298 Any member cannot have more than two powers to vote.
299
300 The secret ballot is adopted if a member asks for it.
301
302 Ballot conditions are defined each year by the board of directors.
303
304 Board of director's deliberations concerning property acquisition, transferral
305 and alienation necessary for the purposes of the association,
306 taking on of a mortgage on this property, leases beyond nine years,
307 alienation of possession and loans must be approved by the general meeting.
308
309 Minutes of the meetings' deliberations are recorded by the secretary
310 in a register and signed by himself and the chairman.
311
312 ## Article 13 - Extraordinary general meeting
313
314 The statutes can be modified by the general meeting,
315 at the board of directors' instigation, or at the instigation of at least
316 20% of the members that attend the general meeting.
317
318 In each case, the proposed modifications are recorded in the next
319 general meeting's agenda which must be sent to every assembly member
320 two weeks in advance.
321
322 The extraordinary general meeting's deliberations are invalid
323 if not at least one third of it's members are present or represented.
324
325 If this quorum is not reached, a second general meeting is called with
326 the same agenda, with a delay of at least two weeks' time.
327
328 No quorum is required for the second call.
329
330 The statutes can only be modified with a two-third majority
331 of the members present, both after the first and after the second convocation.
332
333 ## Article 14 - Dissolution
334
335 The general meeting can also be called, on the same terms as above,
336 to pronounce it's opinion about the dissolution of the association.
337
338 It's deliberations are not valid if not at least half of it's members
339 are present or represented.
340
341 If this quorum is not reached, a second assembly is called for,
342 with the same agenda, after a minimum period of two weeks' time.
343
344 For the second convocation a quorum is not required.
345
346 The dissolution of the association can only be approved with a two-thirds
347 majority of the members present, both after the first and after the second call.
348
349 The general meeting makes one or several liquidators responsible
350 for the liquidation of the association's liabilities and assets.
351
352 It gives the net assets to one or several similar organisations,
353 or to any one organisation it will decide, but excepting the members of the association.
354
355 The liquidator(s) is (are) charged to carry out all declarations
356 and publication formalities as provided for by the laws and regulations currently in force.
357
358 ## Article 15 - Resources
359
360 The association resources are made up of:
361
362 * help, mostly financial, that can be put at the disposal of the association
363 by any natural or legal person
364 * donations received by natural or legal persons
365 * income from assets
366 * subcriptions or inscriptions of its members as they are set by the general meeting
367 * grants from the State, from departmental or communal authorities,
368 and from public enterprises
369 * resources created on an exceptional basis and as far as needed
370 with any agreement by the authorities (collections, lectures, raffles,
371 meetings, shows, etc., authorised for the profit of the association)

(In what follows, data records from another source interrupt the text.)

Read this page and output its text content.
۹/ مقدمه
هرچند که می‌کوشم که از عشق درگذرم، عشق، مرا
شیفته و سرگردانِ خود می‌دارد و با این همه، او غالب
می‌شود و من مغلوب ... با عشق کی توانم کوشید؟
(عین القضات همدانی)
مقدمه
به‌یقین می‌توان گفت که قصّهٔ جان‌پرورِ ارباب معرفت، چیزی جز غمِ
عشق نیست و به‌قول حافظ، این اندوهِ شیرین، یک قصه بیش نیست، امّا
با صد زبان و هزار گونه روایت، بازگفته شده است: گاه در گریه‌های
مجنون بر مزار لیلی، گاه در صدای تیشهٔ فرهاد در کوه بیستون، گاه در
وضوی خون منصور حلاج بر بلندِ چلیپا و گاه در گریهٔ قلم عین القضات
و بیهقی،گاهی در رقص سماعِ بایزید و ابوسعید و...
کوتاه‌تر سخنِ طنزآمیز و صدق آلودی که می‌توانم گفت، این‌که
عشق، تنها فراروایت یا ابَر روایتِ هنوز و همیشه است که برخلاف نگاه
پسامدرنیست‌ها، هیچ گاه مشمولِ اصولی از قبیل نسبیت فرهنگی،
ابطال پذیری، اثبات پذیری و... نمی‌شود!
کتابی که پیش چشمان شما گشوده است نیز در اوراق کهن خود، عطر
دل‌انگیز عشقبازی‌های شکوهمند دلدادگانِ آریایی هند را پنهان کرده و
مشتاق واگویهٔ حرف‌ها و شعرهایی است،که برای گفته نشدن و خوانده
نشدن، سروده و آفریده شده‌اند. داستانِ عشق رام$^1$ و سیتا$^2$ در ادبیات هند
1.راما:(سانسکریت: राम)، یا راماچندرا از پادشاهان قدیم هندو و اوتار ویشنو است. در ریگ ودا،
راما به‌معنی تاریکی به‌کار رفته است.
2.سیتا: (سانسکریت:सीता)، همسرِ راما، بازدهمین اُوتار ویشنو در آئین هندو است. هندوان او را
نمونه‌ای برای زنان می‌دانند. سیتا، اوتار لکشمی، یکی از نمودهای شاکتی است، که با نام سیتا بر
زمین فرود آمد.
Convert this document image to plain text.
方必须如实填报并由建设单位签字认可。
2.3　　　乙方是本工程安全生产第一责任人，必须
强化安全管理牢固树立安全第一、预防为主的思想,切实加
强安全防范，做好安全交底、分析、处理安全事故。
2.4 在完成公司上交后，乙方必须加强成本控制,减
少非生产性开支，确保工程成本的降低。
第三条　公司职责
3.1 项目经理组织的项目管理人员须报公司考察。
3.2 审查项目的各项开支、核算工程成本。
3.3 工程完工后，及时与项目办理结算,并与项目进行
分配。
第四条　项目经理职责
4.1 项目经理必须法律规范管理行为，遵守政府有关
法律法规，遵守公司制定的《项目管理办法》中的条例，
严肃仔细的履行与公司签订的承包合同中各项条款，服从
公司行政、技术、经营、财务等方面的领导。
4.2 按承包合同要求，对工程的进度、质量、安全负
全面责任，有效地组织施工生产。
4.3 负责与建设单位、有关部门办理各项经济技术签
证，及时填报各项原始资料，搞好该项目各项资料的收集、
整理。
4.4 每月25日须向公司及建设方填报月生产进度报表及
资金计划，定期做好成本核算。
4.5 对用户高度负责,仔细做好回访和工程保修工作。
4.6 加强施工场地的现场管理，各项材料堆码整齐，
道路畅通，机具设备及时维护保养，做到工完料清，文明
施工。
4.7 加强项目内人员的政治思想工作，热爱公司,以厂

372 * sales to the members
373
374 and any other resources authorised by the law
375
376 * proceeds from sales of assets or of services delivered
377 * industrial property ('trademark') revenues.
378
379 ## Article 16 - Internal regulations
380
381 The board of directors may set out internal regulations that will be approved
382 by the general assembly.
383
384 Such regulations, if any, will specify the modalities of executing the present statutes.
385
386 They may equally fix any points not foreseen in these statutes.
387
388 Subsequently, it will be possible to update the internal regulations
389 through modifications that the board of directors will have to submit
390 for approval to the general meeting.
391
392 The internal regulations are applicable to all association members.
393
394 ## Article 17 - Legal competence
395
396 The competent court for any actions concerning the association is the one
397 in whose area the association has it's registered office.